Klimafreundlicher Umbau
KFZ-Steuer spaltet Bund und Länder

Seit einigen Monaten beraten die Bundesministerien für Finanzen, Umwelt, Verkehr und Wirtschaft über eine KFZ-Steuerreform. So sollen KFZ-Steuern künftig auf Basis des Schadstoffausstoßes erhoben werden. Die Bundestagsfraktionen von Union und SPD unterstützen den klimafreundlichen Umbau. Widerstand regt sich dagegen bei den Ländern.

BERLIN. Die Unionsfraktion unterstützt den Plan, die KFZ-Steuer künftig auf Basis des Schadstoffausstoßes zu erheben. „Die Fraktion unterstützt das mit dem Vorschlag verbundene Ziel, den CO2-Ausstoß zu senken“, sagte Unionsfraktionschef Volker Kauder (CDU) dem Handelsblatt. Der Finanzexperte der Fraktion, Michael Meister (CDU) lobte den Plan ebenfalls. „Die KFZ-Steuer ist die richtige Stellschraube, einen Anreiz zu Gunsten von klimaeffizienten Pkw zu setzen“, sagte Meister dem Handelsblatt.

Am Wochenende hatte Bundesverkehrsminister Wolfgang Tiefensee (SPD) die KFZ-Steuerreform ins Gespräch gebracht. Sie ist Bestandteil des Koalitionsvertrags von Union und SPD. Seit einigen Monaten beraten die Bundesministerien für Finanzen, Umwelt, Verkehr und Wirtschaft darüber.

Eine Schwierigkeit ist, wie ältere PKWs einbezogen werden: Für Autos, die älter als Baujahr 2005 sind, liegen keine Daten über den CO2-Ausstoß vor. Auch soll die Reform die Länder, denen die KFZ-Steuereinnahmen zustehen, nicht belasten: Sie würden die Reform sonst blockieren.

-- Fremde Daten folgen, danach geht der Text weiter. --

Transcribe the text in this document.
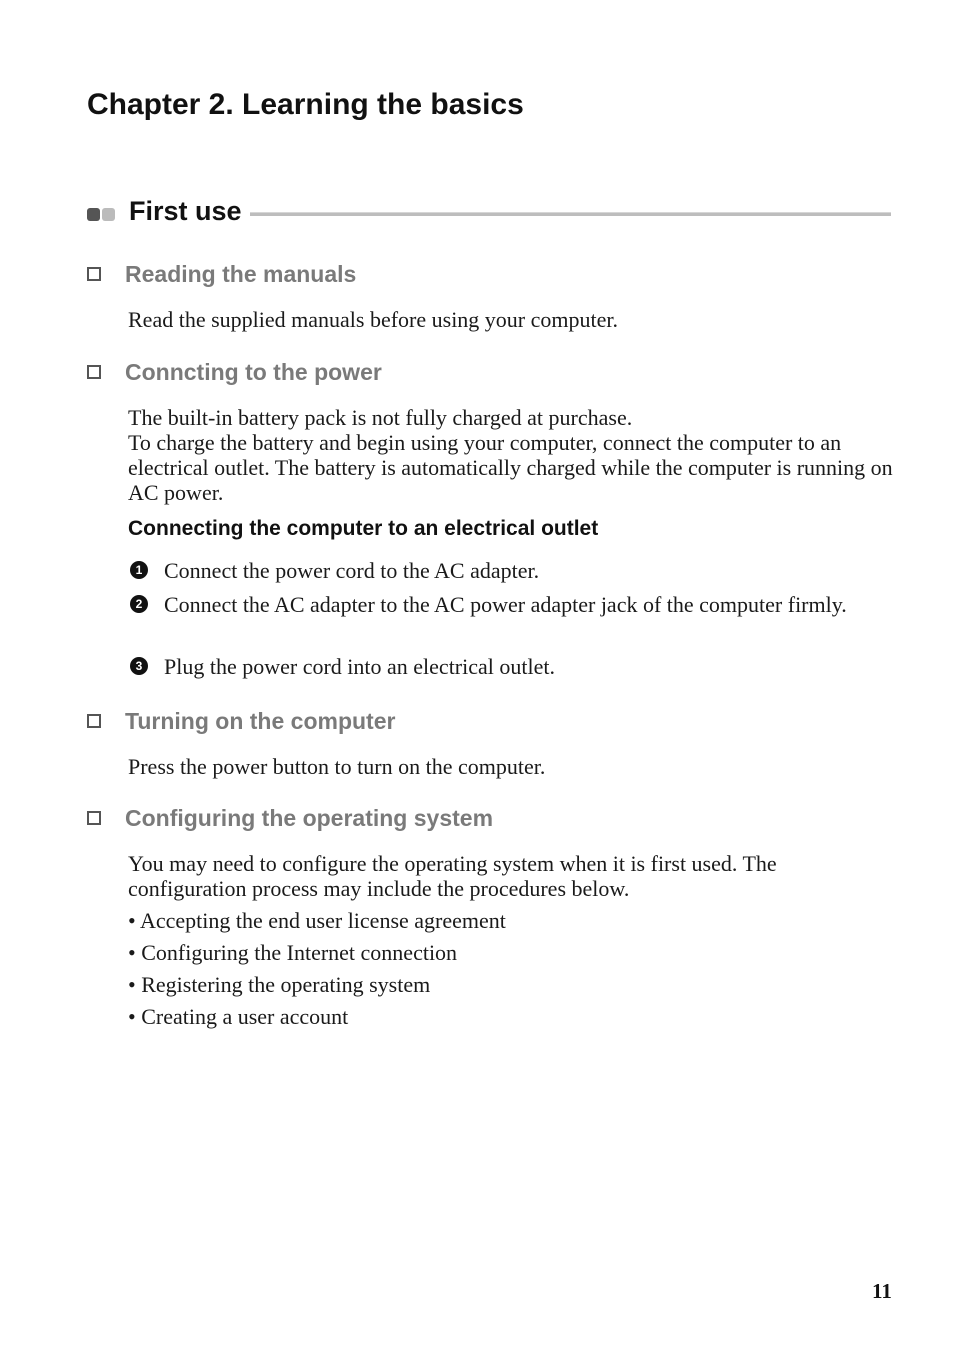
Chapter 2. Learning the basics
First use
Reading the manuals

Read the supplied manuals before using your computer.

Conncting to the power

The built-in battery pack is not fully charged at purchase.

To charge the battery and begin using your computer, connect the computer to an electrical outlet. The battery is automatically charged while the computer is running on AC power.

Connecting the computer to an electrical outlet

1 Connect the power cord to the AC adapter.

2 Connect the AC adapter to the AC power adapter jack of the computer firmly.

3 Plug the power cord into an electrical outlet.

Turning on the computer

Press the power button to turn on the computer.

Configuring the operating system

You may need to configure the operating system when it is first used. The configuration process may include the procedures below.

• Accepting the end user license agreement

• Configuring the Internet connection

• Registering the operating system

• Creating a user account

11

„Wahrscheinlich werden wir Annahmen treffen müssen, wie sich das Verhalten der Bürger durch die neue KFZ-Steuer ändern wird“, sagte Meister. „Entsprechend werden wir die Steuer so justieren, dass es nicht zu Einnahmeausfällen kommt.“ Es könne Sinn ergeben, nicht allein emissionsabhängige Komponenten zu wählen, sondern eine Kombination von Lenkungsmaßnahmen.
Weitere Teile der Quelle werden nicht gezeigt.